JuliaAI/ScientificTypes.jl

Suggestion to simplify implemenation of scitype

ablaom opened this issue · 5 comments

I have often lamented the fact that scitype cannot be a map of machine type to type, instead of object to type, because of the infamous CategoricalValue fly in the ointment. As a workaround to performance problems with arrays, we introduced Scitype, which is a map from type to type. Wouldn't if be simpler if implementing Scitype is the "fallback" responsibility of a convention, and that we only overload scitype for problematic cases like CategoricalValue? What am I missing here?

So, something like (ignoring convention distinctions):

# fallback:
scitype(X) = Scitype(typeof(X))

Scitype(::Type) = Unknown
Scitype(::Type{<:Integer}) = Count
# and so forth

# exceptions:
function scitype(X::CategoricalValue)
    N = length(pool(X))
    if isordered(X)
       return OrderedFactor{N}
    end
    return Multiclass{N}
end

To be clear, I'm not suggesting a change in the definition of scitype, only how it is implemented, although Scitype is something we may want to make part of the public interface.

What got me thinking about this is the case of parametric types like Sampleable{S} and a type I'd like to introduce, called Iterator{S} for lazy loaded data structures. Here S is the scitype of the objects sampled, or the scitype of the objects iterated, respectively. How to we implement scitypes for these?
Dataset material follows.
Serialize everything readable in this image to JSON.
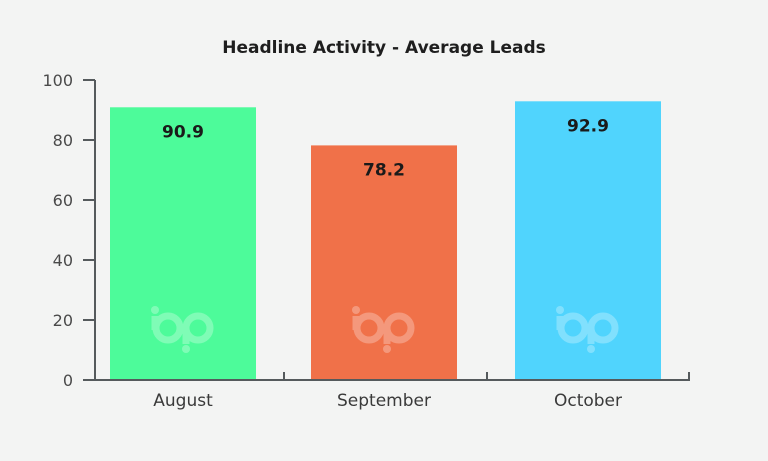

This is tricky because we may not have an object from which to extract the parameter S, only its machine type. So in this case we are limited to using Scitype.

Thoughts @OkonSamuel @tlienart

Of course, this comment does not address the other "fly in the ointment" which is tables, requiring trait dispatch.

I'm probably not getting this suggestion 100% in terms of how it is different from what is there now sorry, could you maybe show what it would give in the case of Sampleable{S} before and after your suggestion?

I have also been thinking down this line and I like this idea. It makes the codebase simpler.

So I guess this would imply that scitype(Any[1,2,3]) should return Array{Unknown, 1} since Scitype would operate on the type information.
This is would be more efficient than the current implementation which peeks into the type of each element in the array at runtime.

Well, no, I'm not suggesting we change the definition of scitype for arrays (see Property 3) - only the implementation. According to the definition, we will need to look inside to determine the scitype in the case of Any eltype, and any other eltype for which Scitype(T) returns Unknown.

We could change the definition, but this would pose some problems. For example, if scitype(Any[1.0, 2.0, 3.0]) = AbstractVector{Unknown}, then it forces users to tighten their element types when this is not strictly necessary to use the algorithms (an objection raised by @tlienart, if I remember correctly). Also, what should the new definition be that still allows us to recover scitype(categorical(1, 2, 3)) = AbstractVector{Multiclass{3}}?

Perhaps you have a simple replacement for Property 3 that allows us to get everything we want?